Falou-se também de saúde, e muito. Deu-se voz e consideração aos povos indígenas e toda a sua sabedoria milenar. Pessoas acostumadas a práticas da civilização de metrópoles fizeram contato com rituais indígenas e saíram com cheiros e cores diferentes em seus corpos.

O Festival Iris foi criado com a proposta de lançar um olhar ancestral para o futuro. Faz sentido este paradoxo. Estive lá no sábado (13), e gostei de ouvir a Eliane Potiguara, poeta, professora e embaixadora universal da Paz em Genebra, chamar a atenção dos presentes para o fato de que nada muda se cada um não proporcionar a si próprio uma experiência de mudança. Uma que seja.

“Estou na sétima década da minha vida e posso lhes garantir que a gente começa a transformação, primeiro, dentro de nós”.

Tucumã Pataxó foi o segundo indígena a falar. E definiu assim o Bem Viver, principal mote do encontro no Parque Lage:

“O Bem Viver é aprender a viver com nossos mais velhos. E a respeitá-los. Eles são livros vivos”, disse.

O socioambientalista e ativista ambiental Thiago Ávila foi o próximo palestrante. De pés descalços, calças enroladas até as canelas, sorriso eterno no rosto, o jovem Thiago, de 35 anos, apresenta-se como um socioambientalista e fala sobre desigualdade, sobre o sistema opressor, sobre trabalho explorado e degradação ambiental.

“A sociedade que explora e oprime é a mesma que causa destruição da natureza”, alerta ele.

Thiago é de Brasília, tem uma vida de luta contra a degradação ambiental e planeja construir o Poder Popular trilhando um caminho que ainda é recente para o Brasil, mas que já deu certo em alguns países, o mandato coletivo. Sumariamente, trata-se de uma forma de exercício de cargo eletivo legislativo, em que o representante se compromete a dividir o poder com um grupo de cidadãos.

Thiago conheceu o Bem Viver em 2016, na Bolívia, na posse do então presidente Evo Morales.

“É um caminho que nega a ideia de um desenvolvimento pintado de verde ou de rosa. É uma lógica contrária à forma de vida que explora a força de trabalho e a natureza, onde tudo é justificado pelo fundamento do desenvolvimento’, disse Thiago.

Já eu, fiz contato com o Bem Viver pela primeira vez através do livro de Alberto Acosta lançado no Brasil em 2016 pela Editora Elefante. Acosta é economista e foi Ministro no Equador e um dos responsáveis pelo plano de governo da Alianza País, partido encabeçado por Rafael Correa, que governou aquele país de 2007 a 2017. Acosta dirigiu os trabalhos da primeira Assembleia Constituinte do planeta que reconheceu direitos à Natureza. Ele tentou implantar no país o Bem Viver como instituição, mas não conseguiu. Distanciou-se de Correa, fazendo críticas dos desvios no processo que ajudara a instalar.

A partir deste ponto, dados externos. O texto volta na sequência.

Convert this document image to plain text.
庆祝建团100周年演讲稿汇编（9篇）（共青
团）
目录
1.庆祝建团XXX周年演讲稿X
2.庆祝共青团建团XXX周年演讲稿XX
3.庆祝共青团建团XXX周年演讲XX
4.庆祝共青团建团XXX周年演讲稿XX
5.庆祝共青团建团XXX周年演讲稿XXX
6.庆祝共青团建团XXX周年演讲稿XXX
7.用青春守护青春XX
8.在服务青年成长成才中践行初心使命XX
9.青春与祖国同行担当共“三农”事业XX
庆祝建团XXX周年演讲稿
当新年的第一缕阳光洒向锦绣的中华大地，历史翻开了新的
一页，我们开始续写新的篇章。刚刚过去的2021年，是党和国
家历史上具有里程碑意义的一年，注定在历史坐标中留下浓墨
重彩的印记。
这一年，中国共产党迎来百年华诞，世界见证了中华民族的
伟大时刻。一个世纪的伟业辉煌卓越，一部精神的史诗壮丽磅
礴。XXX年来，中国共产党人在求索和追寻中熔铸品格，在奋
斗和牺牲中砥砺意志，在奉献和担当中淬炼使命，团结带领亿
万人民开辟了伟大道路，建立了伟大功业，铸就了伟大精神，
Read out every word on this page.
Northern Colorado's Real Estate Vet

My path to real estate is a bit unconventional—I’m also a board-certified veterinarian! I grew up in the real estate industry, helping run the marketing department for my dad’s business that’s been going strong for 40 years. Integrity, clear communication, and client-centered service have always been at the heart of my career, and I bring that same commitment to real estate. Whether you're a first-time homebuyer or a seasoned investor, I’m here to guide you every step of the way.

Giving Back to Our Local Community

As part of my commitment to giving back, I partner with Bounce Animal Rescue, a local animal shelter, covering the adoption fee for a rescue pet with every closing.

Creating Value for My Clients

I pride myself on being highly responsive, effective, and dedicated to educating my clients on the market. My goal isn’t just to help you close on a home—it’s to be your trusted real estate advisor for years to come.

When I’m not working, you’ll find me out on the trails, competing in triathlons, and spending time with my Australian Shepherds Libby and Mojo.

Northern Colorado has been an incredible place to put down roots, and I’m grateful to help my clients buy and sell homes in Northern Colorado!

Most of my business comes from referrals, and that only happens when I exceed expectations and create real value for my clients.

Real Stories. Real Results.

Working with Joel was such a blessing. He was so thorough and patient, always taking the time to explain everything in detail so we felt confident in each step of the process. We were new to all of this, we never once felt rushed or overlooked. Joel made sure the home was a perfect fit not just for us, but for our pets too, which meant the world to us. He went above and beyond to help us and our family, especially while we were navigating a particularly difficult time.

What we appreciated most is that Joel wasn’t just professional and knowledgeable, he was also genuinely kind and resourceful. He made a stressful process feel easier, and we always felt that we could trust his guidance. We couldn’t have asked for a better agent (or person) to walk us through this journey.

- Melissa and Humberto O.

A leitura de “Bem Viver” é um mergulho num pouquinho de saúde. O conceito, que também pode ser chamado de movimento, retrata um mundo novo, ainda em construção, desenhado com outras formas de organização social e práticas políticas. A filosofia indígena é a essência do Bem Viver.

Seguem alguns pontos do livro que podem ajudar a entender melhor o conceito:

“Para obter essa transformação civilizatória (Bem Viver), é preciso inicialmente desmercantilizar a Pacha Mama ou Mãe Terra, como parte de um reencontro consciente com a Natureza. É um desafio especial para quem vive nas cidades – que se encontram, no mínimo, distantes da natureza. Os habitantes das cidades devem entender e assumir que a água, por exemplo, não vem dos supermercados ou da torneira”.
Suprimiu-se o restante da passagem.